Thank heavens her attacker had been caught and promptly shuttled off to Blackwell’s Island. The cruel madwoman turned out to be someone she knew, but barely—a magician’s assistant who’d briefly been part of the sideshow and then was cut loose. Adelaide couldn’t say what she’d done to incur the girl’s wrath. She couldn’t remember ever getting in her way.
If not for the kind soul who’d promptly come to her aid—washing her face with snow, helping her to her feet, getting her swiftly and safely to Bellevue and into a surgeon’s hands—who knows what might’ve been her fate? She’d been told that as she lay on the table of the operating theatre, a wondrous, inexplicable thing had occurred.
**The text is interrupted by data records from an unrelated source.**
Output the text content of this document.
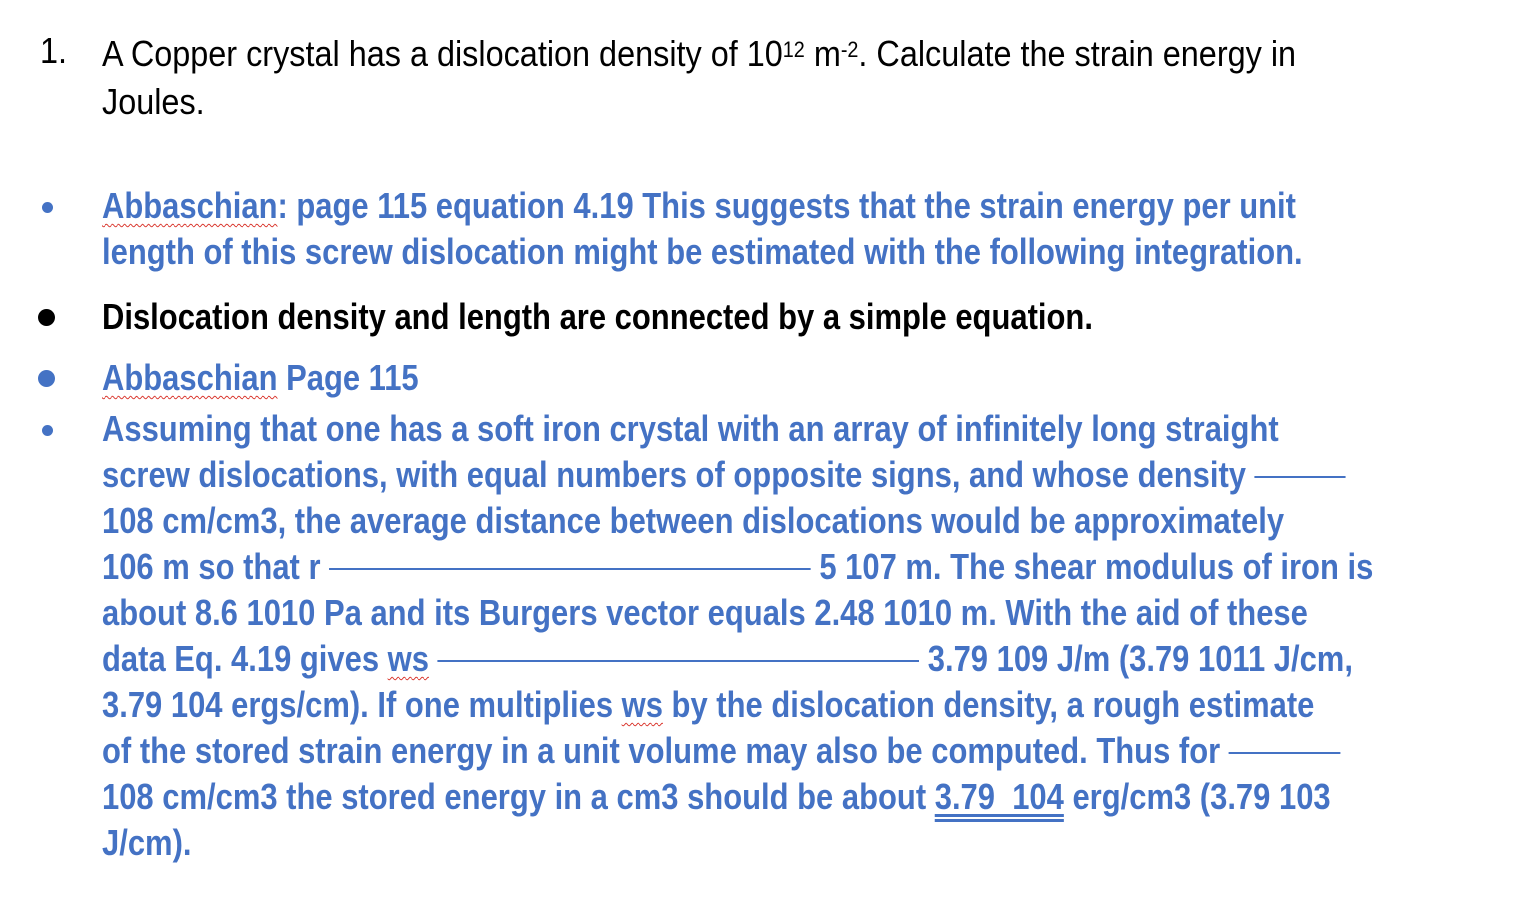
1. A Copper crystal has a dislocation density of $10^{12}$ $m^{-2}$. Calculate the strain energy in
Joules.
Abbaschian: page 115 equation 4.19 This suggests that the strain energy per unit
length of this screw dislocation might be estimated with the following integration.
Dislocation density and length are connected by a simple equation.
Abbaschian Page 115
Assuming that one has a soft iron crystal with an array of infinitely long straight
screw dislocations, with equal numbers of opposite signs, and whose density
108 cm/cm3, the average distance between dislocations would be approximately
106 m so that r	5 107 m. The shear modulus of iron is
about 8.6 1010 Pa and its Burgers vector equals 2.48 1010 m. With the aid of these
data Eq. 4.19 gives ws	3.79 109 J/m (3.79 1011 J/cm,
3.79 104 ergs/cm). If one multiplies ws by the dislocation density, a rough estimate
of the stored strain energy in a unit volume may also be computed. Thus for
108 cm/cm3 the stored energy in a cm3 should be about 3.79  104 erg/cm3 (3.79 103
J/cm).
After the morphia, ether and iodine, after the skillful plucking of her eye and the careful stitching of what little eyelid remained, after the tidying of the remaining flesh of her cheek, she’d died on the table. Evidently the shock of it all had done her in, and the surgeon, finding no pulse, had instructed his assistant to note the time. No sooner had the young man reached into his pocket to retrieve his watch than Adelaide had gasped and jerked back to life, causing the doctors assembled around her to startle and scratch their heads. She’d laughed when she’d first learned of it, relished the thought of their puzzled faces. How perfect that she should give her greatest performance on such a stage, with her blood weeping into the sawdust strewn about the floor.